Claudia: I'm focusing on making creative people more courageous. I'm not a big fan of the word 'help,' because I'm not helping anyone. I'm more pushing and supporting someone to dare, the role is more that of a sparring partner. As the coach I'm a partner, I'm not superior or working for someone. It's a partnership, like a sports coach whose goal is to get the physical and mental performance of an athlete to achieve the unbelievable. A coach sees what a client doesn't dare to see sometimes. I force you to do something that is maybe a little bit uncomfortable. I do it for the sake of getting you more familiar with stepping out of your comfort zone and into the direction of what you dream about doing....
Claudia: I love the business of design and I love to design business at the same time. And that reflects why I worked 8 years in a creative industry (lighting and architecture). And I worked on the business development end before. So what I do now is basically enrich what I did before, business development, and bring it together with personal development through coaching. In my work I see that every career question, or business challenge, is rooted in the personal level. Especially creatives and designers have countless ideas, choices, and directions. If I ask myself what's next in my career, the right direction can be found by exploring the personal level. You need to dig very deep because the people always make business and career decisions in line with their personal values.

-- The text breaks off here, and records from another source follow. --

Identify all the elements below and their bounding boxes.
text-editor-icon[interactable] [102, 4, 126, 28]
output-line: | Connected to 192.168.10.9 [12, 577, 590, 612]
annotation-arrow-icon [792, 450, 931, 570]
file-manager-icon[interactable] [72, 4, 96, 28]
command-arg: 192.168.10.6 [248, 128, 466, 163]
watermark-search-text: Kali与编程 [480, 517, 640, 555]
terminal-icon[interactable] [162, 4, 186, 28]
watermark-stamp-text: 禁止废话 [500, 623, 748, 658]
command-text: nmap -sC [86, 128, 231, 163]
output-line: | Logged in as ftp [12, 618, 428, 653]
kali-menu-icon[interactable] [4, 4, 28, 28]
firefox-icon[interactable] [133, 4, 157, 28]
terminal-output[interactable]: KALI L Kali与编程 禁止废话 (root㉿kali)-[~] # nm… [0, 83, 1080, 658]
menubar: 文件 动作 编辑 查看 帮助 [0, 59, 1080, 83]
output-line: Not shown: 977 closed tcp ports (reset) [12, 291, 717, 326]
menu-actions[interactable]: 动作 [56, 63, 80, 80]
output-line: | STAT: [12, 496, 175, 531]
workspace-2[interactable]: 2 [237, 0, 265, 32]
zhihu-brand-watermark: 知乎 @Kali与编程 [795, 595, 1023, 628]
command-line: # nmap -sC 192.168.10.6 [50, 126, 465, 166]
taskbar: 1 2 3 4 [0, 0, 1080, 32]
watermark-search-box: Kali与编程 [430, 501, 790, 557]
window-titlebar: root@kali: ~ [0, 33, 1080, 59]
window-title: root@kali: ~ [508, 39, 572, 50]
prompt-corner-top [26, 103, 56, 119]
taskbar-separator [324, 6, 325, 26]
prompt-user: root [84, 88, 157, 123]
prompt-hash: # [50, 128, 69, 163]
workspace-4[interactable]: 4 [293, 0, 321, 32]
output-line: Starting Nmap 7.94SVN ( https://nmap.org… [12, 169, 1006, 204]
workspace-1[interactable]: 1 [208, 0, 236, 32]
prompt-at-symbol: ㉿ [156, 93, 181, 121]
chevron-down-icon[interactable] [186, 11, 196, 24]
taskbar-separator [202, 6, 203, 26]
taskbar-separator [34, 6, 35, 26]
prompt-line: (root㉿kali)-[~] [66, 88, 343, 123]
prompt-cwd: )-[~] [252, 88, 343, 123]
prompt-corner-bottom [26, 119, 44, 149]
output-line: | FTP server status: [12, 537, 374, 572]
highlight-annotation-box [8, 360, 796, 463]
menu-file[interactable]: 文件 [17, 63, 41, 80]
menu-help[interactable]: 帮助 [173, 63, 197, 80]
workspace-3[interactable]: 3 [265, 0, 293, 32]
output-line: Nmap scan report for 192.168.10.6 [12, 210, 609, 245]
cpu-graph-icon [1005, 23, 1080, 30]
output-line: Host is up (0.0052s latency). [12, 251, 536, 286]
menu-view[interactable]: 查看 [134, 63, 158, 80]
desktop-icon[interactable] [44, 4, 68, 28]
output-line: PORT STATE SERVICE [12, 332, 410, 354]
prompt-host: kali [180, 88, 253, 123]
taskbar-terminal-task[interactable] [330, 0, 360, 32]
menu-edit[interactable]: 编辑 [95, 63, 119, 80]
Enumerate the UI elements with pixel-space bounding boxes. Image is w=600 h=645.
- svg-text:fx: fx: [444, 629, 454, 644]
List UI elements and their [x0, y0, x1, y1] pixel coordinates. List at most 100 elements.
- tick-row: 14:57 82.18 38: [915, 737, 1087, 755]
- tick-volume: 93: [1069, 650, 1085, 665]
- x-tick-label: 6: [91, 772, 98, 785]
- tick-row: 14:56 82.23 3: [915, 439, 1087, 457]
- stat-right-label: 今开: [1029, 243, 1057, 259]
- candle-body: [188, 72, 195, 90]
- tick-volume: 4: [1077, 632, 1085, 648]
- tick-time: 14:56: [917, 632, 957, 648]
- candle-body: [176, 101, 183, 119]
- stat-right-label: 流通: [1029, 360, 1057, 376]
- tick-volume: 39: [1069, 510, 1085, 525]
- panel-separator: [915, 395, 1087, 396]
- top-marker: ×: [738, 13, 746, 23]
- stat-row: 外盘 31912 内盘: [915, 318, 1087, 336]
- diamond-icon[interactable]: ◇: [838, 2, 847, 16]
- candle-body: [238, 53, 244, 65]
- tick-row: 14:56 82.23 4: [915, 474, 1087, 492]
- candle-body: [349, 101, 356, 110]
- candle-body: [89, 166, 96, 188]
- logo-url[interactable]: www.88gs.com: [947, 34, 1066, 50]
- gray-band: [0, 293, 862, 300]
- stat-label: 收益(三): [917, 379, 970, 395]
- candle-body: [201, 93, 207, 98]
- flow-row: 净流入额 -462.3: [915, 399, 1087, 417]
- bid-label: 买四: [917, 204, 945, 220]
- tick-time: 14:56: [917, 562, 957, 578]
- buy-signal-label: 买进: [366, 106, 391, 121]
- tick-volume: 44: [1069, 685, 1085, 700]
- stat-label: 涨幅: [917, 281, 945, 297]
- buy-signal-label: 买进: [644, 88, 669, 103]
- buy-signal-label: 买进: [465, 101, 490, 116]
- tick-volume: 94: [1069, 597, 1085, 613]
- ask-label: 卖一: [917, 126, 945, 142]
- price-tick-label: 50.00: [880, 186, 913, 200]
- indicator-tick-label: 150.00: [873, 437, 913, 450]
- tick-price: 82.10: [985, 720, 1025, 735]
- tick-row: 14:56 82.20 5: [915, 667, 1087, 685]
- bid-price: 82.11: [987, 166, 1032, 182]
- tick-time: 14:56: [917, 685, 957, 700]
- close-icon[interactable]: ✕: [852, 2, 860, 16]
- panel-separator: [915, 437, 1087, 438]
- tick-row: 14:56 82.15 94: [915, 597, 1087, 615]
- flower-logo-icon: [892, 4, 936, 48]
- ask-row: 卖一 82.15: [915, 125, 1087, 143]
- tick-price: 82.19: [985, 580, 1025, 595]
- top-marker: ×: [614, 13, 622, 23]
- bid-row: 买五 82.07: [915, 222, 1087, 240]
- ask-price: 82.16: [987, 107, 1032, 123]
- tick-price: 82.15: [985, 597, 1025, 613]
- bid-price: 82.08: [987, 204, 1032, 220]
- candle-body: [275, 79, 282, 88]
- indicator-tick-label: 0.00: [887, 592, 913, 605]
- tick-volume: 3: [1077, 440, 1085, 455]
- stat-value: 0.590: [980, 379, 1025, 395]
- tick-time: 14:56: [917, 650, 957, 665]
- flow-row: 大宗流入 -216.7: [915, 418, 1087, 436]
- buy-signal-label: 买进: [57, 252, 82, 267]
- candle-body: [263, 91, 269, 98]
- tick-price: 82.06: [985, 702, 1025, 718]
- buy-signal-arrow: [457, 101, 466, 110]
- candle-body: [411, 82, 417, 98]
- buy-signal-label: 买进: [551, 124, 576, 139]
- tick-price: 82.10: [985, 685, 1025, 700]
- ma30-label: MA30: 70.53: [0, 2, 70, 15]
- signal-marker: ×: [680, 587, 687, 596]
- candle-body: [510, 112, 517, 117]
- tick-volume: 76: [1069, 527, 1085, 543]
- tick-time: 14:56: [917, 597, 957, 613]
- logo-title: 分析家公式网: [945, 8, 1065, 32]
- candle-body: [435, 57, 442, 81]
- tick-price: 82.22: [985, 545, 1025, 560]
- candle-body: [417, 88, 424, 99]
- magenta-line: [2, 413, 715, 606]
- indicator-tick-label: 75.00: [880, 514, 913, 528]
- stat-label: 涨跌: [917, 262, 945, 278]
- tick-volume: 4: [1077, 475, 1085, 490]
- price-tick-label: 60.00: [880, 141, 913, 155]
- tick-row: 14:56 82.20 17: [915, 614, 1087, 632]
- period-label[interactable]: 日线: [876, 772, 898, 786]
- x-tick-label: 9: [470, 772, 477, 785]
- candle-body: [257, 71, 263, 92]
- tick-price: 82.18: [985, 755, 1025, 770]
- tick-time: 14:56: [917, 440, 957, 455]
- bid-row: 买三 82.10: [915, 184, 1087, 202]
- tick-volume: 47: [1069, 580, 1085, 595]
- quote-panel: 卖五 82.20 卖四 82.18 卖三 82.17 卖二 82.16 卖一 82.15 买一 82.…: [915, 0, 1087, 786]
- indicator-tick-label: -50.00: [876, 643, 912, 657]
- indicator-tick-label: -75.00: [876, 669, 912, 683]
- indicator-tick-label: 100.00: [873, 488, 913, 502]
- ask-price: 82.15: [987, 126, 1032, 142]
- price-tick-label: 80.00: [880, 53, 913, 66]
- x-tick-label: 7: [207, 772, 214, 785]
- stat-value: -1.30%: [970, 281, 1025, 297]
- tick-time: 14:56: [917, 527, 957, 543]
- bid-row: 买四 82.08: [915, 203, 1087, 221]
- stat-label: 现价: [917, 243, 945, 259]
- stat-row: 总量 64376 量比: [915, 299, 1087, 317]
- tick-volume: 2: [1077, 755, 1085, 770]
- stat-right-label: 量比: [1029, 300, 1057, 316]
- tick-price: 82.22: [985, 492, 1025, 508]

Claudia: I work with Dutch and international clients in Dutch, English and German, one on one or with groups. It's so individual, what I do. With one person my services are totally different than with another client. My specialty is increasing the entrepreneurial courage of creatives and designers, that they receive clarity on their career or business objectives and take action to realize those objectives. I believe that creatives and designers deserve profitability. Companies that are clear on why they do what they do are the most successful. So Simon Sinek says, it's more important to talk about why you do what you do than what you do. If I'm not clear on why I'm a coach then I can't be successful. I offer expats two packages, after one complimentary session. One is three sessions and one six sessions. To reach the goals in the most effective way I suggest to clients to meet every two weeks. Coaching is a personalized service and therefore I'm offering a powerful one hour complimentary session, with no obligation to book me further.
Claudia: Thank you for your professional interview and meeting with me. It was my pleasure talking to you, Darla. It's wonderful that you bring Expats in Utrecht closer together, by sharing their international, personal stories!